Читать книгу Правила социологического метода - Эмиль Дюркгейм - Страница 6
Часть первая. Правила социологического метода
Предисловие ко второму изданию
III
ОглавлениеНам остается сказать несколько слов об определении социальных фактов, которое мы даем в первой главе. Мы трактуем их как совокупности способов действия и мышления, распознаваемые по особому «умению» оказывать принуждающее влияние на сознания индивидуумов. По этому поводу тоже возникла путаница, которую надлежит разъяснить.
Привычка применять к социологическим предметам формы философского мышления настолько укоренилась, что в этом предварительном определении часто усматривают нечто вроде философии социального факта. Утверждалось, что мы объясняем социальные явления принуждением, как Тард объясняет их подражанием[11]. Мы не лелеем таких устремлений, и нам даже не приходило на ум, что кто-то припишет нам подобное, – ведь такие устремления прямо противоречат всякому методу. Мы предложили не предвосхищение выводов науки через философский взгляд, а лишь определение того, по каким внешним признакам возможно опознавать подлежащие научному изучению факты, чтобы социальный исследователь мог замечать их там, где они имеются, и не смешивал их с другими фактами. Мы пытались ограничить поле исследования настолько, насколько возможно, и не искали способа для философии и социологии слиться в некоем всеохватывающем предчувствии. Поэтому мы охотно соглашаемся с упреком, что это определение не отражает всех признаков социального факта и, следовательно, не является единственно возможным. Действительно, нет ничего немыслимого в том, чтобы характеризовать факт самыми различными способами, так как нет никаких оснований видеть у него всего одно отличительное свойство[12]. Зато крайне важно выбирать те свойства, которые как будто лучше прочих подходят для поставленной цели. Вполне возможно даже одновременное использование нескольких критериев соответственно обстоятельствам. Мы сами признавали такой подход необходимым порой в социологии. Поскольку речь идет о предварительном определении, требуется только, чтобы используемые характеристики были непосредственно различимы и могли быть замечены до начала исследования. Но именно этому условию не соответствуют определения, которые иногда противопоставлялись нашему. Утверждалось, например, что к социальным фактам относится «все, что производится в обществе и обществом», или «все, что заботит группу и воздействует на нее». Но нельзя заключать, является или нет общество причиной факта, или заявлять, что этот факт имеет социальные последствия, до тех пор пока научное исследование не продвинулось достаточно далеко. Подобные определения поэтому не годятся для исходного обозначения объекта исследования. Для того чтобы ими можно было воспользоваться, потребуется уже приступить к изучению социальных фактов – чтобы, следовательно, уже имелись некие другие, ранее найденные средства их распознавания.

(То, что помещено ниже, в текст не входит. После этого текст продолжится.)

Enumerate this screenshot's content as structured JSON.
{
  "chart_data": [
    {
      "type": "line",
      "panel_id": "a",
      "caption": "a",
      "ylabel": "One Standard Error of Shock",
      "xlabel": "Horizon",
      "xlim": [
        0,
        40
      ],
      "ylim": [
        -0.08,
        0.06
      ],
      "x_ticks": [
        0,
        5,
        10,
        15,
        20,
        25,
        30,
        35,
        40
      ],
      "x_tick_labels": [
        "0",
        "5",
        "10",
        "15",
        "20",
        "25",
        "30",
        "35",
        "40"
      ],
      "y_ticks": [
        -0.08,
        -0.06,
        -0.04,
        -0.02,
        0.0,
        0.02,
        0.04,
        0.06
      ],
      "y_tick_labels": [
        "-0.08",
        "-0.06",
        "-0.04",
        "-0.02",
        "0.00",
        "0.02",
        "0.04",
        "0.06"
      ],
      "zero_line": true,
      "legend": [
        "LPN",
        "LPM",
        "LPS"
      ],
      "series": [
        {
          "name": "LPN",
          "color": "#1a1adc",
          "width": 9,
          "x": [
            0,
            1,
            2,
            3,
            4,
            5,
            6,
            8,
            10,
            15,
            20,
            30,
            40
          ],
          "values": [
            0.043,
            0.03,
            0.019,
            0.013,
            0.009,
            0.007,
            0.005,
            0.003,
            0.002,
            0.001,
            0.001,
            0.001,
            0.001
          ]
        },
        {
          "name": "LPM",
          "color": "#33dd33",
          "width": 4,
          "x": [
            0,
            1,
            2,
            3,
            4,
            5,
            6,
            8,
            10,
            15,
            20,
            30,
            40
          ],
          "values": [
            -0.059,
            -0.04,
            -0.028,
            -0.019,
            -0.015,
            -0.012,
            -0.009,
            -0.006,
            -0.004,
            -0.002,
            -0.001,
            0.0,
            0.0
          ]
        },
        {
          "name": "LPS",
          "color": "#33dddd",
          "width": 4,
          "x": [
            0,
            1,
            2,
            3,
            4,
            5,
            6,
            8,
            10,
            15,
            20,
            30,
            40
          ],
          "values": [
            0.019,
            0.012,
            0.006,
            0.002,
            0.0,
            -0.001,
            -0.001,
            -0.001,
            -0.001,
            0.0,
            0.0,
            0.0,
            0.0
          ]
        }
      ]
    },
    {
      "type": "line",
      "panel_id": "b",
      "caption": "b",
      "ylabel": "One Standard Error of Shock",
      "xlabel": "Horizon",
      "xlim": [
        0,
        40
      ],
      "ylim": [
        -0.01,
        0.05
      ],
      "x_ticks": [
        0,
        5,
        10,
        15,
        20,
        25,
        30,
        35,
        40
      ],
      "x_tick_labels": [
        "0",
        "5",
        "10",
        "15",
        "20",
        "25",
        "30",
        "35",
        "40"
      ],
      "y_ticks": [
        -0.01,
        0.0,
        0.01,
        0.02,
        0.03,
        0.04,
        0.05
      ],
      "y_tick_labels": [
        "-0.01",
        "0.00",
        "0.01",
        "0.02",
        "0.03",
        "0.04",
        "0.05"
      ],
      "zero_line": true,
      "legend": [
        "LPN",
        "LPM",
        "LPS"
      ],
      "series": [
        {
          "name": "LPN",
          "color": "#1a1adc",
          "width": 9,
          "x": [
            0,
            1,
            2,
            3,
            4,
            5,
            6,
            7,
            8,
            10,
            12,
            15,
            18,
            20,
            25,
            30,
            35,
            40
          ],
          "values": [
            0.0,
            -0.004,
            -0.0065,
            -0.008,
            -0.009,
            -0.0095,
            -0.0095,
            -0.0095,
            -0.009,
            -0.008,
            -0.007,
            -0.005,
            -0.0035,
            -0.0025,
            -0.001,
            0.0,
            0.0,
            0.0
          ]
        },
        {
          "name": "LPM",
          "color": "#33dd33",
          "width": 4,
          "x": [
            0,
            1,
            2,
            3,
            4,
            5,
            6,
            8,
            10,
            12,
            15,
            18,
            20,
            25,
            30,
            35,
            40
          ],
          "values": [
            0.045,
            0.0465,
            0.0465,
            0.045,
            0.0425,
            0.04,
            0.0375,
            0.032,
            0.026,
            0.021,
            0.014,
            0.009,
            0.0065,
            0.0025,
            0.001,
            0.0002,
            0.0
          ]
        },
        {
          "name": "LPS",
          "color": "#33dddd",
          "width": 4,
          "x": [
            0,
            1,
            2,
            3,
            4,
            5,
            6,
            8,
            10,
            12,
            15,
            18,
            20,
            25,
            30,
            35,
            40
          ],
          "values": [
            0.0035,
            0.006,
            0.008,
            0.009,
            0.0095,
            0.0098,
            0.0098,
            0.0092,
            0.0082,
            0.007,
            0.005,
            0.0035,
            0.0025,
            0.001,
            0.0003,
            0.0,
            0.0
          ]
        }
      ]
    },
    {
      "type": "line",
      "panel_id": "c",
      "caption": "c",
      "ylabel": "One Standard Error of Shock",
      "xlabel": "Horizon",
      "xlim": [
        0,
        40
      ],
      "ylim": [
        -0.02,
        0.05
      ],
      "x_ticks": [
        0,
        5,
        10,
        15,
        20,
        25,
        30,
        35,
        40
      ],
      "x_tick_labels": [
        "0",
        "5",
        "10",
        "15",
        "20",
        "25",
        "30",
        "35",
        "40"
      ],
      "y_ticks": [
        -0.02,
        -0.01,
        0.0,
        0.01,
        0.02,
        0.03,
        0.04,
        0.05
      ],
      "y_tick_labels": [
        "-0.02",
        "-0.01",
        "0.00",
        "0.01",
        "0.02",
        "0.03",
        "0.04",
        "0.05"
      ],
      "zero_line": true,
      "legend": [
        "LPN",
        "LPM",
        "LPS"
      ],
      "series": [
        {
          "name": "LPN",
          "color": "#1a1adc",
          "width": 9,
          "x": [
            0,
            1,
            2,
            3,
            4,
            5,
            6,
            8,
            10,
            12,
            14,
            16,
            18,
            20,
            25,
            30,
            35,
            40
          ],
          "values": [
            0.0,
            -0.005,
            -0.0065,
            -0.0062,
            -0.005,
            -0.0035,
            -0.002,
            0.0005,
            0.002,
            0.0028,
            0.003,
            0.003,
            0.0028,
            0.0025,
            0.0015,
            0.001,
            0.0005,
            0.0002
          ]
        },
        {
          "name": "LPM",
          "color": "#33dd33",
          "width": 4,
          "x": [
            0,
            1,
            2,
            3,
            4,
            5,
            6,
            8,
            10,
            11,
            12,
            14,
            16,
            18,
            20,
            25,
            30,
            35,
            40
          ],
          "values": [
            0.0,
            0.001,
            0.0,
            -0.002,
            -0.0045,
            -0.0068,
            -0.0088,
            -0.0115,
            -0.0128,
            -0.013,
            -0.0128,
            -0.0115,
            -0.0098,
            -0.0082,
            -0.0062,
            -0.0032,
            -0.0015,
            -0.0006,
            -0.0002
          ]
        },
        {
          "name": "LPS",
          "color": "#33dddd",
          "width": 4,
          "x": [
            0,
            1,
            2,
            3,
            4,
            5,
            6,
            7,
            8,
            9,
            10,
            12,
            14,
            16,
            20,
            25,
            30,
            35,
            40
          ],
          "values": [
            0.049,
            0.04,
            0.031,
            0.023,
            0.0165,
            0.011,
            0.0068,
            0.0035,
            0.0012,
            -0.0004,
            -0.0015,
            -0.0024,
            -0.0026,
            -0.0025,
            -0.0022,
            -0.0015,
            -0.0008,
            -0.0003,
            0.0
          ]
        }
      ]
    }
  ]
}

Итак, наше определение сочли слишком узким, но в то же время нас обвинили в том, что оно слишком широкое и охватывает почти всю реальность. Вообще-то утверждалось, что всякая физическая среда подвергает принуждению всех, кто испытывает ее воздействие, ведь эти существа вынуждены в определенной мере к ней адаптироваться. Но указанные два вида принуждения различаются столь же радикально, как среда физическая и среда нравственная. Давление, оказываемое одним или несколькими телами на другие тела или даже на чужую волю, нельзя смешивать с давлением, которое сознание группы оказывает на сознания ее членов. Особенность социального принуждения состоит в том, что оно проистекает вовсе не из неподатливости каких-то сочетаний молекул, а из престижа, которым наделяются те или иные представления. Правда, приобретенные или унаследованные привычки в некоторых отношениях обладают теми же свойствами. Они господствуют над нами, навязывают нам убеждения и практики. Но они господствуют над нами изнутри, так как целиком заключены в каждом из нас. Напротив, социальные убеждения и практики воздействуют на нас извне; поэтому влияние, оказываемое теми и другими, является принципиально различным.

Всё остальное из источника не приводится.